The CBN ended its statement by revealing that the naira to U.S. dollar exchange rate at the Investors’ & Exporters’ (I&E) window on the morning of June 1, 2023, was N465 per dollar. In contrast, dealers on the black market were said to be offering as much as N740 for every dollar. As has been reported by Bitcoin.com News, the gap between the rate offered on the official market and the parallel market has widened over the past few years. According to a report, the parallel market rate was at one point almost twice the I&E rate.

Some Nigerian and foreign economic experts have said the CBN’s current exchange rate overvalues the naira by as much as 20%. Others like Tatonga Rusike, a Bank of America economist, predicted that the CBN would eventually devalue the naira’s exchange rate versus the dollar by as much as 20%.

Publication Says Its Story Is Based on Facts

Meanwhile, in its earlier report that prompted the CBN’s furious response, the Daily Trust said the CBN had on May 31 sold U.S. dollars on the I&E market at the rate of N631:USD1. The report insinuated that the devaluation may have been sanctioned by the country’s new president Bola Ahmed Tinubu.
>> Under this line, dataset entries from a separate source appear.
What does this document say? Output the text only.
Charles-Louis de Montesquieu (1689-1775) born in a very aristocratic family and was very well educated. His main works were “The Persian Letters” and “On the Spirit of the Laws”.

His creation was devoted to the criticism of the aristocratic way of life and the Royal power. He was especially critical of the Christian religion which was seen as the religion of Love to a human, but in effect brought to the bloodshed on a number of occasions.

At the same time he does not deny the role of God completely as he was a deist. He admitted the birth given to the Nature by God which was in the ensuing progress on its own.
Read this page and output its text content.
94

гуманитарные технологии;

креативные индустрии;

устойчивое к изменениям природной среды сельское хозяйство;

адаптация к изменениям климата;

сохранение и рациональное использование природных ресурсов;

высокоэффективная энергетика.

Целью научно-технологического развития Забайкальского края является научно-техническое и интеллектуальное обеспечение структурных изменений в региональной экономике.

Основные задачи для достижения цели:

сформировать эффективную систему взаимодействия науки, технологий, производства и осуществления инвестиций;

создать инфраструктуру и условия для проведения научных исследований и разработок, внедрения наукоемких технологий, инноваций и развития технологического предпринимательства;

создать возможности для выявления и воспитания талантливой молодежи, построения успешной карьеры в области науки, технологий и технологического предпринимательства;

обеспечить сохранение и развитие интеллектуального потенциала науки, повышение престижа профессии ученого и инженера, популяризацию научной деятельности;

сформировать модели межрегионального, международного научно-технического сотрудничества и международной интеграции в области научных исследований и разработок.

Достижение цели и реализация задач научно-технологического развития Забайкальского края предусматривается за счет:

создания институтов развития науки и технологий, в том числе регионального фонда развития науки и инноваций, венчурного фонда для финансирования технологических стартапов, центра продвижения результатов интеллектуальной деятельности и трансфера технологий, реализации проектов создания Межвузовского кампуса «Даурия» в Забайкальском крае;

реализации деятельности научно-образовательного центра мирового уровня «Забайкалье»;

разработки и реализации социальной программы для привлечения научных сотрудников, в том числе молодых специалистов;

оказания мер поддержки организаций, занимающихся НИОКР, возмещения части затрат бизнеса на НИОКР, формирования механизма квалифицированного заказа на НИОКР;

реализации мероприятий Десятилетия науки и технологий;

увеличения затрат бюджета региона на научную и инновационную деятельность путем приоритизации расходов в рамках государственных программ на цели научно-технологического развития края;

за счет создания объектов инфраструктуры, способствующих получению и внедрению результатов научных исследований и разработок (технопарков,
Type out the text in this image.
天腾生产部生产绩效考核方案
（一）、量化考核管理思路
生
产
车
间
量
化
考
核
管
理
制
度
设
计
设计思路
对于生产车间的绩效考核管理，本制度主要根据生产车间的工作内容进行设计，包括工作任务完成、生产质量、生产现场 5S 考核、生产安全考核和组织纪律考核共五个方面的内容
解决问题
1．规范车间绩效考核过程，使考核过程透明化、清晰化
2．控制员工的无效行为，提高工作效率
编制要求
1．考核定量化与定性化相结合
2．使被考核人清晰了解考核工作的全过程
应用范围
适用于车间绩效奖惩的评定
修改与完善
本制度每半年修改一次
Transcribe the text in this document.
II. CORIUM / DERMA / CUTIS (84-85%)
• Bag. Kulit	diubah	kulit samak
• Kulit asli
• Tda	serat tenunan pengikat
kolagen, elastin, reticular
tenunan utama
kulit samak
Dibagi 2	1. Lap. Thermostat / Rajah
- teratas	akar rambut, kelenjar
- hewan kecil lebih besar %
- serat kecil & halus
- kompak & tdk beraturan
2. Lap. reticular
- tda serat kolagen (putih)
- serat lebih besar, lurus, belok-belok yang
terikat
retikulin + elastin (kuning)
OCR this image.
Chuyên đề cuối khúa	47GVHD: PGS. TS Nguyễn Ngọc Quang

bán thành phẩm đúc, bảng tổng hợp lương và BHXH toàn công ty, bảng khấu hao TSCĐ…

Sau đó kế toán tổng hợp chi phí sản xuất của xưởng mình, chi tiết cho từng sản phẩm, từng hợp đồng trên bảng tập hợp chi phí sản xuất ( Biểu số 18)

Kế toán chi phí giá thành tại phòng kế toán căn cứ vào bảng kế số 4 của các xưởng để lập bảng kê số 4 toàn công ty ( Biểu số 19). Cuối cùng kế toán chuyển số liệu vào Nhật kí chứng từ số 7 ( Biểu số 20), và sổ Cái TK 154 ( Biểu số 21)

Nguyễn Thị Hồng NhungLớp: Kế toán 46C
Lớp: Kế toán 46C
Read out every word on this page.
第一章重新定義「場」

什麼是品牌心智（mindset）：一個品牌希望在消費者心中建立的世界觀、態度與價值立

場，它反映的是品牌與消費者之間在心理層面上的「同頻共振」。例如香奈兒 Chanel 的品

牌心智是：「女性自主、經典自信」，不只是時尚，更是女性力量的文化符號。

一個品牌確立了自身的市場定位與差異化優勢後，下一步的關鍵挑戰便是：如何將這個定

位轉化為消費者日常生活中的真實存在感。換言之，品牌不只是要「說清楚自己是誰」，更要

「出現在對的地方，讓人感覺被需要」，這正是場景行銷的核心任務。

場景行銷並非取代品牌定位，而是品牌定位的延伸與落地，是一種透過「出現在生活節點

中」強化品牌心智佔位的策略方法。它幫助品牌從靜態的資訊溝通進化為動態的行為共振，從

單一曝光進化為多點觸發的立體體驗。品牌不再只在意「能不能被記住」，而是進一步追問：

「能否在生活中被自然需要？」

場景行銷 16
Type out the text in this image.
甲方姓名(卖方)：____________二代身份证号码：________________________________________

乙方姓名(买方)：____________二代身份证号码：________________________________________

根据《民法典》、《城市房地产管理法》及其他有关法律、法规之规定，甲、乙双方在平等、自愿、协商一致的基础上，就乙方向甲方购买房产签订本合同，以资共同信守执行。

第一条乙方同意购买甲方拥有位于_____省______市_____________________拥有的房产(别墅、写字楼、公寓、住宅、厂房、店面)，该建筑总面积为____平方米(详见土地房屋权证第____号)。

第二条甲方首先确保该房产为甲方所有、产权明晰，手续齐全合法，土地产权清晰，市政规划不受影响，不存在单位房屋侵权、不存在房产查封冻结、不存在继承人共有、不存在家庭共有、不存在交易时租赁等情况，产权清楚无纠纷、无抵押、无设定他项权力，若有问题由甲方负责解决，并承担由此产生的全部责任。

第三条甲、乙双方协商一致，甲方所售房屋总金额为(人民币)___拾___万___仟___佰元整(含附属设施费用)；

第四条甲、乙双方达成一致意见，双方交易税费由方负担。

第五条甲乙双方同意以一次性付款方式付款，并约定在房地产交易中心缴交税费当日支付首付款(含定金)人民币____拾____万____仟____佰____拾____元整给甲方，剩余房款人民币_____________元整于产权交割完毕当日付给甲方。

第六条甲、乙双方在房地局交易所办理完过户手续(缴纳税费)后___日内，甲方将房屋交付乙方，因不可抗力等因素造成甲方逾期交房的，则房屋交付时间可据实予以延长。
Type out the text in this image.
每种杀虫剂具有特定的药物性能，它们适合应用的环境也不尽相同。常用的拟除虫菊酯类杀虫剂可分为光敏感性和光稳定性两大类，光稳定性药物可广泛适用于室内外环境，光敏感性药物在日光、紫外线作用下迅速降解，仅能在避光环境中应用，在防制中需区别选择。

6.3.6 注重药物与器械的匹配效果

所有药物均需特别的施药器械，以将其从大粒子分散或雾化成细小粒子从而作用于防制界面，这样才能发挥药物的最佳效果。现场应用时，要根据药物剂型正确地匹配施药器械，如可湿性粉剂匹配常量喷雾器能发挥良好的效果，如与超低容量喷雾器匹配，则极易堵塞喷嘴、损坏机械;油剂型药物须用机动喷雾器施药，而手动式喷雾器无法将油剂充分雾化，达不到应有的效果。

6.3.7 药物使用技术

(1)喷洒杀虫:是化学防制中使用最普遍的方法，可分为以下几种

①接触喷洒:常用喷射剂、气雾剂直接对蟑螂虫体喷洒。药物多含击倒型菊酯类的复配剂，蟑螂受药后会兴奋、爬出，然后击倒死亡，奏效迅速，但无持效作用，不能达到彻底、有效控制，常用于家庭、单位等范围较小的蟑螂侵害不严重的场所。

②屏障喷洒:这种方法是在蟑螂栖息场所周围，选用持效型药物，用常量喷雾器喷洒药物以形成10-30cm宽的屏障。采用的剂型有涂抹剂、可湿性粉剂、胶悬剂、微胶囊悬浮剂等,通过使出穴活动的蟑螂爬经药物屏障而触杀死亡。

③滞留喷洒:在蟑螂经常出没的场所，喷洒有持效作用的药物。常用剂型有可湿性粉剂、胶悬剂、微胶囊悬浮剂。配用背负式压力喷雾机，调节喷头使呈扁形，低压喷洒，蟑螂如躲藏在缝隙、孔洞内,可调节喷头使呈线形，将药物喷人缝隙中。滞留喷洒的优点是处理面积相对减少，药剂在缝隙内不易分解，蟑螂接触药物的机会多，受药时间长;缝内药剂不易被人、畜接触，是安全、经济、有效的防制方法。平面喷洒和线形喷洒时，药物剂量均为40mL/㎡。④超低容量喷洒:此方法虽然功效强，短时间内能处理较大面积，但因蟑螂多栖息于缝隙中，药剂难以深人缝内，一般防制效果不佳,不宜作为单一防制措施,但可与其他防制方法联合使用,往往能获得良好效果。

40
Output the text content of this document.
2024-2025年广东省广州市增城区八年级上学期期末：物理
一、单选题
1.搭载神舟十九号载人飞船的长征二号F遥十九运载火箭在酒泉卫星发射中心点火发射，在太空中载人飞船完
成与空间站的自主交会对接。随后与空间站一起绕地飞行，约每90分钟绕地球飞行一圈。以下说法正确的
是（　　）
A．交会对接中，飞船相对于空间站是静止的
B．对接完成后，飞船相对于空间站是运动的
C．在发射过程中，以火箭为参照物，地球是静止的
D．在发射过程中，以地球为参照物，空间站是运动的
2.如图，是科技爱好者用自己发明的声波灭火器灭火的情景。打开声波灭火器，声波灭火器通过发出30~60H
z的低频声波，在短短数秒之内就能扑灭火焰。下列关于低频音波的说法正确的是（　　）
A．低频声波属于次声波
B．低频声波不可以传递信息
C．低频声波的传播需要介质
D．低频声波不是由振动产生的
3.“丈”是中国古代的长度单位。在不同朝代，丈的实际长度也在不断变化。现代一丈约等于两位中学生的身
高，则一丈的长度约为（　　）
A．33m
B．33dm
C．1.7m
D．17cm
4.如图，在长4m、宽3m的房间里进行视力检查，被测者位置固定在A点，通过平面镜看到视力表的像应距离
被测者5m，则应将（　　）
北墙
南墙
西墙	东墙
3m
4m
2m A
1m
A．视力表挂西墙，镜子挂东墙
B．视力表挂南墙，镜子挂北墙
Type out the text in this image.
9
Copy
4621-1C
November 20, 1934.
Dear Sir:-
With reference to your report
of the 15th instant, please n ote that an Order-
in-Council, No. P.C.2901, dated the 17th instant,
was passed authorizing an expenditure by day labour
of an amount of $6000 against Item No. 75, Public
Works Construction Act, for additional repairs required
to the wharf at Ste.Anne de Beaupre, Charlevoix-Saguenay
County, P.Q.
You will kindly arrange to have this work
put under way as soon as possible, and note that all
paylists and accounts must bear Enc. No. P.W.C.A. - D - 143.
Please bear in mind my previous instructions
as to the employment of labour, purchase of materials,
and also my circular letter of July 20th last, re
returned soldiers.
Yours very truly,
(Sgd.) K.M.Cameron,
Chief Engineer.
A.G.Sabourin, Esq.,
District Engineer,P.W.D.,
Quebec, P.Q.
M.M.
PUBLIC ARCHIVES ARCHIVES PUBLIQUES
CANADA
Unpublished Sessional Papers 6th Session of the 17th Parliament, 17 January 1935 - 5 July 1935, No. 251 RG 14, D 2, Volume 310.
In his inauguration speech less than 48 hours earlier, Tinubu hinted that his administration would move to unify the naira’s multiple exchange rates.

However, after the central bank issued its terse statement which also questioned the publication’s professionalism, Daily Trust said in a tweet that it stood by the story. The publication insisted that the story “contains three facts and one interpretation.” One of these according to Daily Trust is the fact that the CBN “sold dollars to banks on behalf of their customers at the said rate [N631:USD1]” on May 31. President Tinubu’s call for the unification of the naira exchange rates as well as his meeting with the CBN governor on May 30 are the two other uncontested facts, the publication said.

Besides rejecting the central bank’s fake news label, Daily Trust also said it had evidence to back its claims that the CBN had used a different exchange rate on the day in question. The publication said the onus is on the CBN to “provide any facts to the contrary.”